Parkland gives aid to 3 minority students if they return to teach
CHAMPAIGN – Antwanette Newton signed up for classes at Parkland College to learn how to use e-mail.
But her experience there launched her in a new career direction.
Newton is one of three participants this year in the college's PROF program, which pays promising minority students scholarship money to complete degrees if they agree to come back to Parkland to teach.
"I had no computer skills," said Newton, a Champaign resident who was identified by computer science department head Maria Mobasseri as a good candidate for the program. "I'd never spent time on a computer and I knew, to have a new career, I'd need those skills."

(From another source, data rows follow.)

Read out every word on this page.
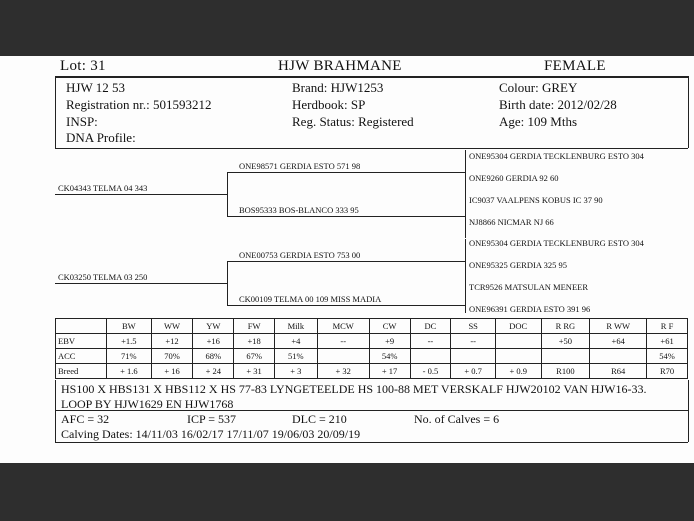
Lot: 31	HJW BRAHMANE	FEMALE
HJW 12 53
Registration nr.: 501593212
INSP:
DNA Profile:
Brand: HJW1253
Herdbook: SP
Reg. Status: Registered
Colour: GREY
Birth date: 2012/02/28
Age: 109 Mths
CK04343 TELMA 04 343
CK03250 TELMA 03 250
ONE98571 GERDIA ESTO 571 98
BOS95333 BOS-BLANCO 333 95
ONE00753 GERDIA ESTO 753 00
CK00109 TELMA 00 109 MISS MADIA
ONE95304 GERDIA TECKLENBURG ESTO 304
ONE9260 GERDIA 92 60
IC9037 VAALPENS KOBUS IC 37 90
NJ8866 NICMAR NJ 66
ONE95304 GERDIA TECKLENBURG ESTO 304
ONE95325 GERDIA 325 95
TCR9526 MATSULAN MENEER
ONE96391 GERDIA ESTO 391 96
	BW	WW	YW	FW	Milk	MCW	CW	DC	SS	DOC	R RG	R WW	R F
EBV	+1.5	+12	+16	+18	+4	--	+9	--	--		+50	+64	+61
ACC	71%	70%	68%	67%	51%		54%						54%
Breed	+ 1.6	+ 16	+ 24	+ 31	+ 3	+ 32	+ 17	- 0.5	+ 0.7	+ 0.9	R100	R64	R70
HS100 X HBS131 X HBS112 X HS 77-83 LYNGETEELDE HS 100-88 MET VERSKALF HJW20102 VAN HJW16-33.
LOOP BY HJW1629 EN HJW1768
AFC = 32	ICP = 537	DLC = 210	No. of Calves = 6
Calving Dates: 14/11/03 16/02/17 17/11/07 19/06/03 20/09/19
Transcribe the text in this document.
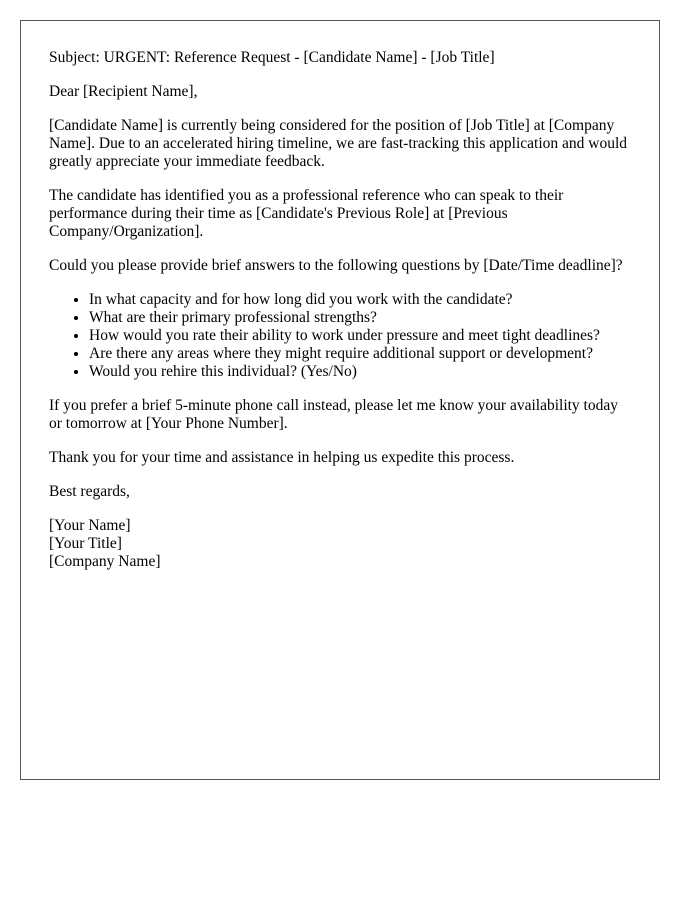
Subject: URGENT: Reference Request - [Candidate Name] - [Job Title]

Dear [Recipient Name],

[Candidate Name] is currently being considered for the position of [Job Title] at [Company Name]. Due to an accelerated hiring timeline, we are fast-tracking this application and would greatly appreciate your immediate feedback.

The candidate has identified you as a professional reference who can speak to their performance during their time as [Candidate's Previous Role] at [Previous Company/Organization].

Could you please provide brief answers to the following questions by [Date/Time deadline]?

• In what capacity and for how long did you work with the candidate?
• What are their primary professional strengths?
• How would you rate their ability to work under pressure and meet tight deadlines?
• Are there any areas where they might require additional support or development?
• Would you rehire this individual? (Yes/No)

If you prefer a brief 5-minute phone call instead, please let me know your availability today or tomorrow at [Your Phone Number].

Thank you for your time and assistance in helping us expedite this process.

Best regards,

[Your Name]

[Your Title]

[Company Name]
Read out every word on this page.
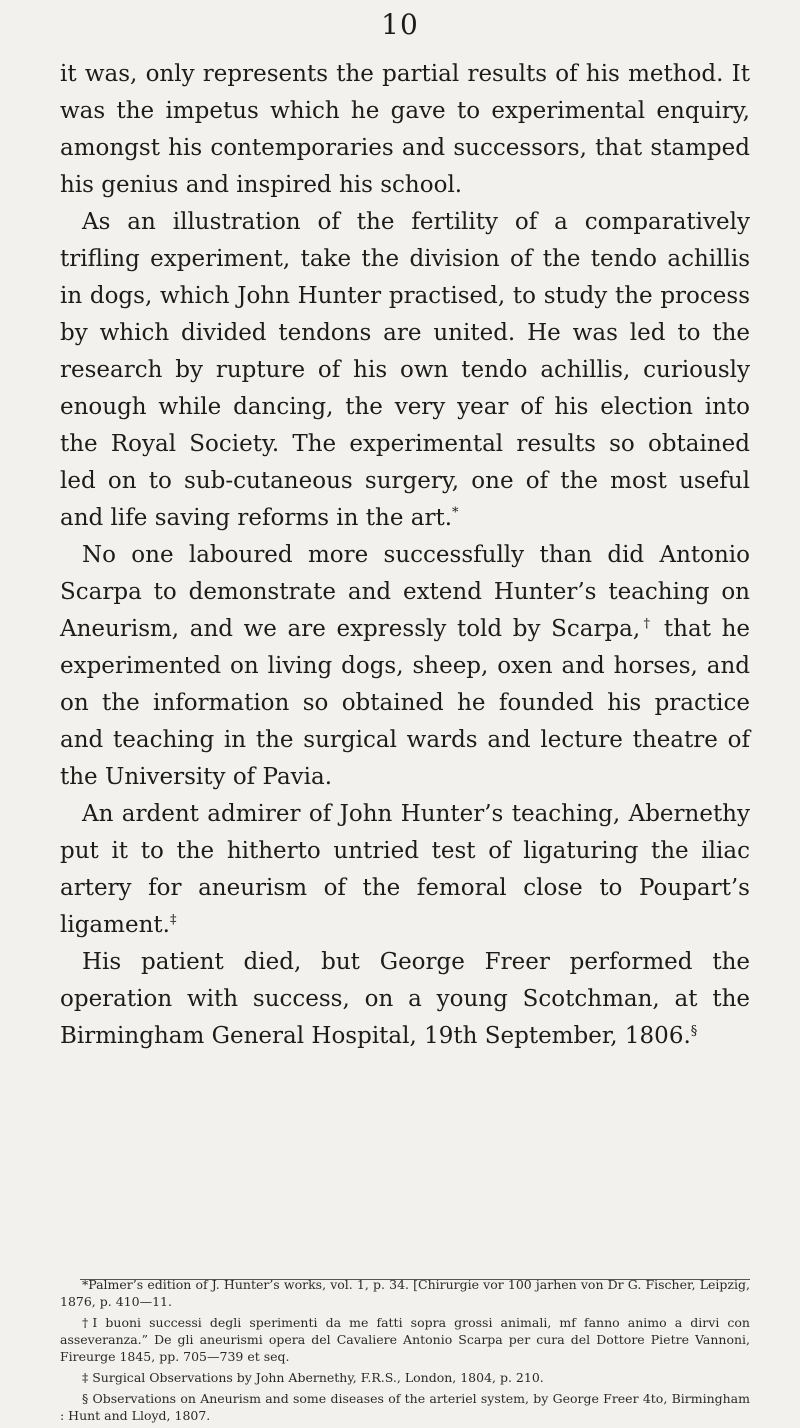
10

it was, only represents the partial results of his method. It was the impetus which he gave to experimental enquiry, amongst his contemporaries and successors, that stamped his genius and inspired his school.

As an illustration of the fertility of a comparatively trifling experiment, take the division of the tendo achillis in dogs, which John Hunter practised, to study the process by which divided tendons are united. He was led to the research by rupture of his own tendo achillis, curiously enough while dancing, the very year of his election into the Royal Society. The experimental results so obtained led on to sub-cutaneous surgery, one of the most useful and life saving reforms in the art.*

No one laboured more successfully than did Antonio Scarpa to demonstrate and extend Hunter’s teaching on Aneurism, and we are expressly told by Scarpa,† that he experimented on living dogs, sheep, oxen and horses, and on the information so obtained he founded his practice and teaching in the surgical wards and lecture theatre of the University of Pavia.

An ardent admirer of John Hunter’s teaching, Abernethy put it to the hitherto untried test of ligaturing the iliac artery for aneurism of the femoral close to Poupart’s ligament.‡

His patient died, but George Freer performed the operation with success, on a young Scotchman, at the Birmingham General Hospital, 19th September, 1806.§

*Palmer’s edition of J. Hunter’s works, vol. 1, p. 34. [Chirurgie vor 100 jarhen von Dr G. Fischer, Leipzig, 1876, p. 410—11.

†I buoni successi degli sperimenti da me fatti sopra grossi animali, mf fanno animo a dirvi con asseveranza.” De gli aneurismi opera del Cavaliere Antonio Scarpa per cura del Dottore Pietre Vannoni, Fireurge 1845, pp. 705—739 et seq.

‡ Surgical Observations by John Abernethy, F.R.S., London, 1804, p. 210.

§ Observations on Aneurism and some diseases of the arteriel system, by George Freer 4to, Birmingham : Hunt and Lloyd, 1807.
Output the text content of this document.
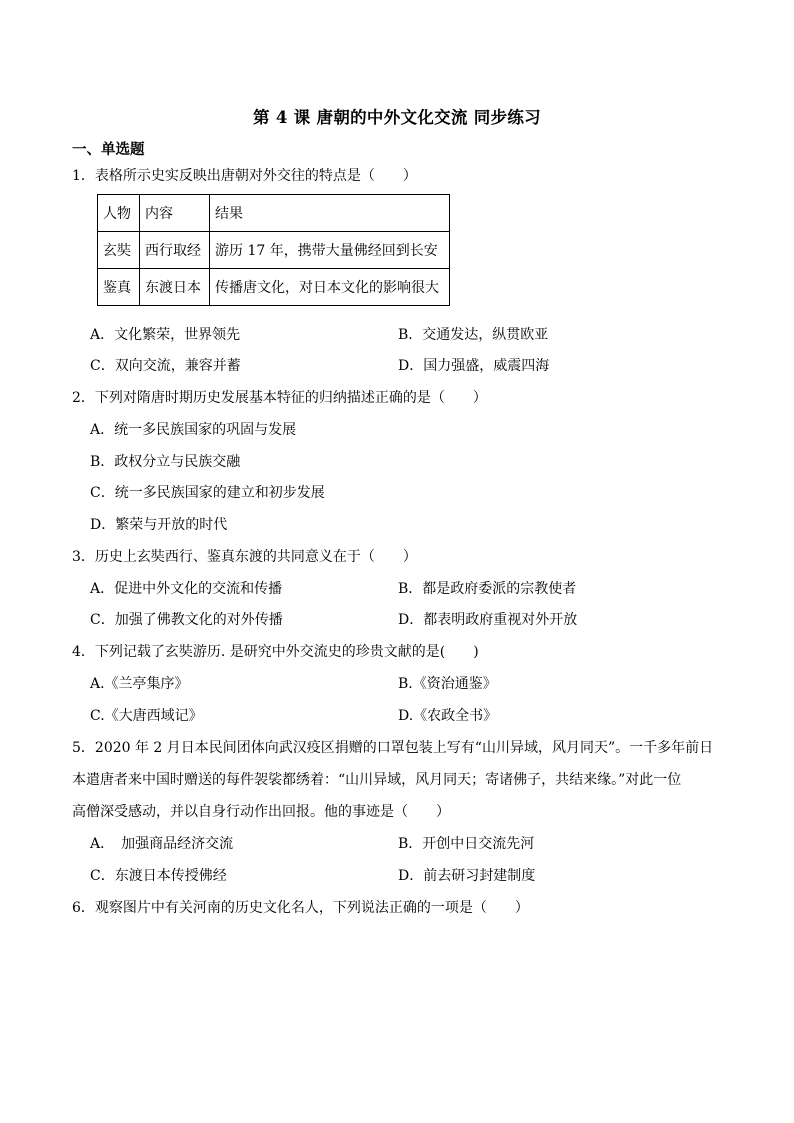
第 4 课 唐朝的中外文化交流 同步练习
一、单选题
1．表格所示史实反映出唐朝对外交往的特点是（　　）
人物	内容	结果
玄奘	西行取经	游历 17 年，携带大量佛经回到长安
鉴真	东渡日本	传播唐文化，对日本文化的影响很大
A．文化繁荣，世界领先	B．交通发达，纵贯欧亚
C．双向交流，兼容并蓄	D．国力强盛，威震四海
2．下列对隋唐时期历史发展基本特征的归纳描述正确的是（　　）
A．统一多民族国家的巩固与发展
B．政权分立与民族交融
C．统一多民族国家的建立和初步发展
D．繁荣与开放的时代
3．历史上玄奘西行、鉴真东渡的共同意义在于（　　）
A．促进中外文化的交流和传播	B．都是政府委派的宗教使者
C．加强了佛教文化的对外传播	D．都表明政府重视对外开放
4．下列记载了玄奘游历. 是研究中外交流史的珍贵文献的是(　　)
A.《兰亭集序》	B.《资治通鉴》
C.《大唐西域记》	D.《农政全书》
5．2020 年 2 月日本民间团体向武汉疫区捐赠的口罩包装上写有“山川异域，风月同天”。一千多年前日
本遣唐者来中国时赠送的每件袈裟都绣着：“山川异域，风月同天；寄诸佛子，共结来缘。”对此一位
高僧深受感动，并以自身行动作出回报。他的事迹是（　　）
A．　加强商品经济交流	B．开创中日交流先河
C．东渡日本传授佛经	D．前去研习封建制度
6．观察图片中有关河南的历史文化名人，下列说法正确的一项是（　　）
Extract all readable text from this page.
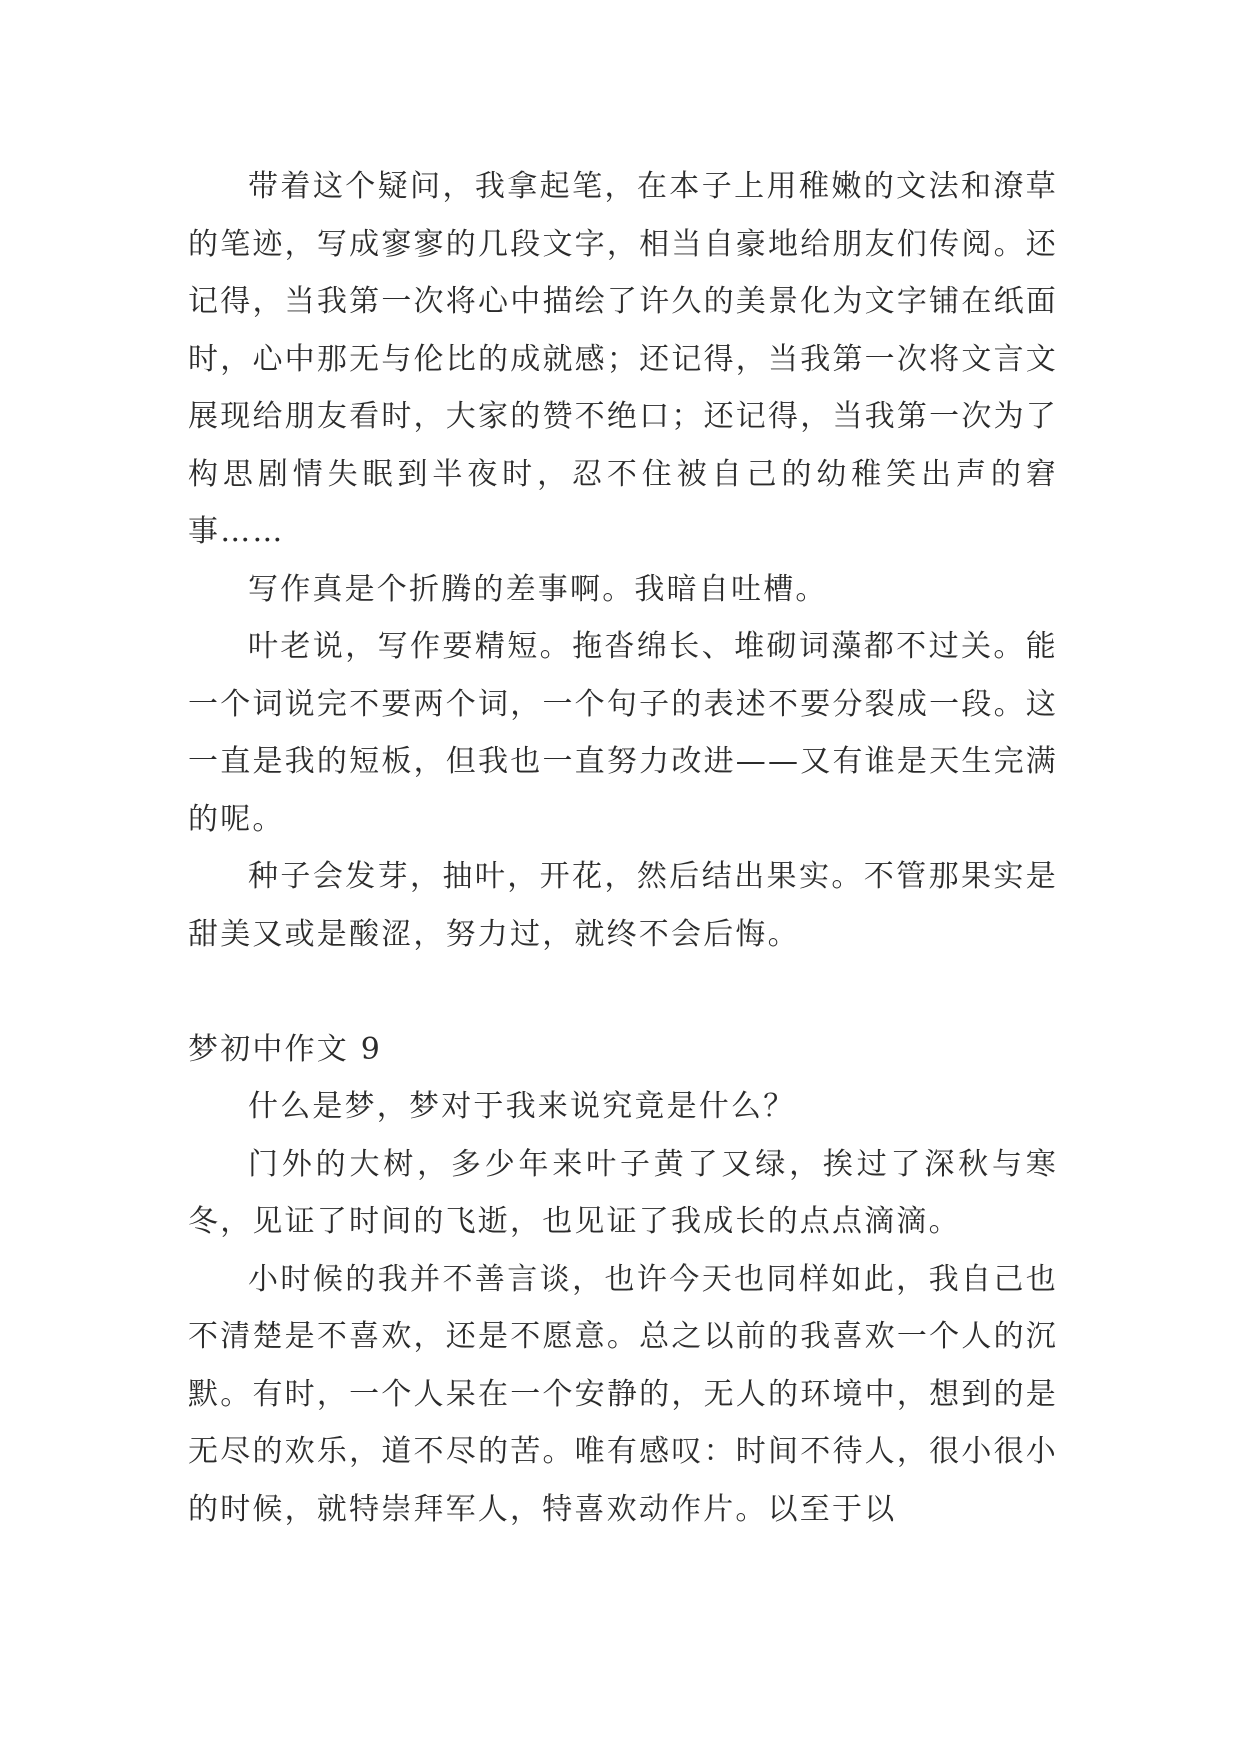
带着这个疑问，我拿起笔，在本子上用稚嫩的文法和潦草的笔迹，写成寥寥的几段文字，相当自豪地给朋友们传阅。还记得，当我第一次将心中描绘了许久的美景化为文字铺在纸面时，心中那无与伦比的成就感；还记得，当我第一次将文言文展现给朋友看时，大家的赞不绝口；还记得，当我第一次为了构思剧情失眠到半夜时，忍不住被自己的幼稚笑出声的窘事……

写作真是个折腾的差事啊。我暗自吐槽。

叶老说，写作要精短。拖沓绵长、堆砌词藻都不过关。能一个词说完不要两个词，一个句子的表述不要分裂成一段。这一直是我的短板，但我也一直努力改进——又有谁是天生完满的呢。

种子会发芽，抽叶，开花，然后结出果实。不管那果实是甜美又或是酸涩，努力过，就终不会后悔。

梦初中作文 9

什么是梦，梦对于我来说究竟是什么？

门外的大树，多少年来叶子黄了又绿，挨过了深秋与寒冬，见证了时间的飞逝，也见证了我成长的点点滴滴。

小时候的我并不善言谈，也许今天也同样如此，我自己也不清楚是不喜欢，还是不愿意。总之以前的我喜欢一个人的沉默。有时，一个人呆在一个安静的，无人的环境中，想到的是无尽的欢乐，道不尽的苦。唯有感叹：时间不待人，很小很小的时候，就特崇拜军人，特喜欢动作片。以至于以
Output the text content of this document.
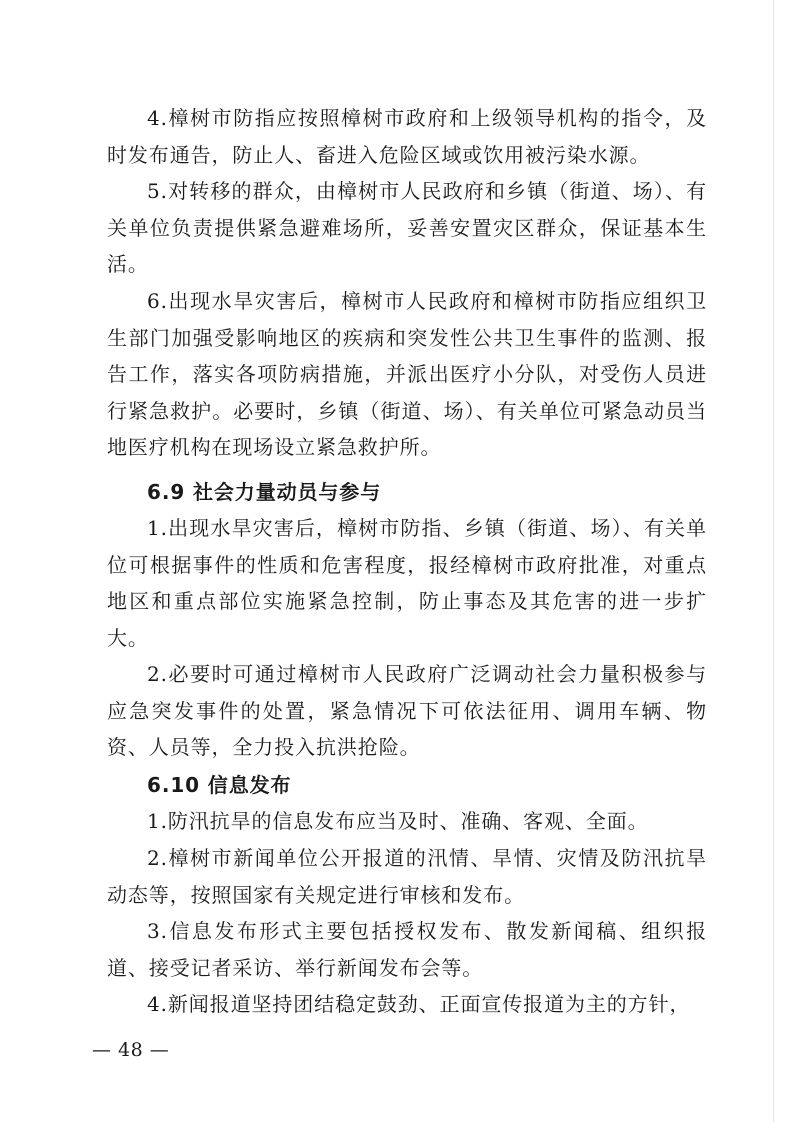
4.樟树市防指应按照樟树市政府和上级领导机构的指令，及时发布通告，防止人、畜进入危险区域或饮用被污染水源。

5.对转移的群众，由樟树市人民政府和乡镇（街道、场）、有关单位负责提供紧急避难场所，妥善安置灾区群众，保证基本生活。

6.出现水旱灾害后，樟树市人民政府和樟树市防指应组织卫生部门加强受影响地区的疾病和突发性公共卫生事件的监测、报告工作，落实各项防病措施，并派出医疗小分队，对受伤人员进行紧急救护。必要时，乡镇（街道、场）、有关单位可紧急动员当地医疗机构在现场设立紧急救护所。

6.9 社会力量动员与参与

1.出现水旱灾害后，樟树市防指、乡镇（街道、场）、有关单位可根据事件的性质和危害程度，报经樟树市政府批准，对重点地区和重点部位实施紧急控制，防止事态及其危害的进一步扩大。

2.必要时可通过樟树市人民政府广泛调动社会力量积极参与应急突发事件的处置，紧急情况下可依法征用、调用车辆、物资、人员等，全力投入抗洪抢险。

6.10 信息发布

1.防汛抗旱的信息发布应当及时、准确、客观、全面。

2.樟树市新闻单位公开报道的汛情、旱情、灾情及防汛抗旱动态等，按照国家有关规定进行审核和发布。

3.信息发布形式主要包括授权发布、散发新闻稿、组织报道、接受记者采访、举行新闻发布会等。

4.新闻报道坚持团结稳定鼓劲、正面宣传报道为主的方针，

— 48 —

Now Newton's headed to Eastern Illinois University to earn a master's degree to be a speech teacher, and she'll return in two years to her new career in a Parkland classroom.
"It's been miraculous," she said. "I went to Parkland to learn how to e-mail people and doors opened that I didn't even know existed. The scholarship will make me feel more comfortable financially because I have to commute, but it's also the honor of it. I've never received an honor before, and to be on Parkland's dean's list every semester was wonderful."
Tameka Cobbs, who is originally from Chicago, started college at the University of Illinois in the early 1990s but then took time off to have two children. She returned to classes at Parkland because "it's a perfect way to get back into school."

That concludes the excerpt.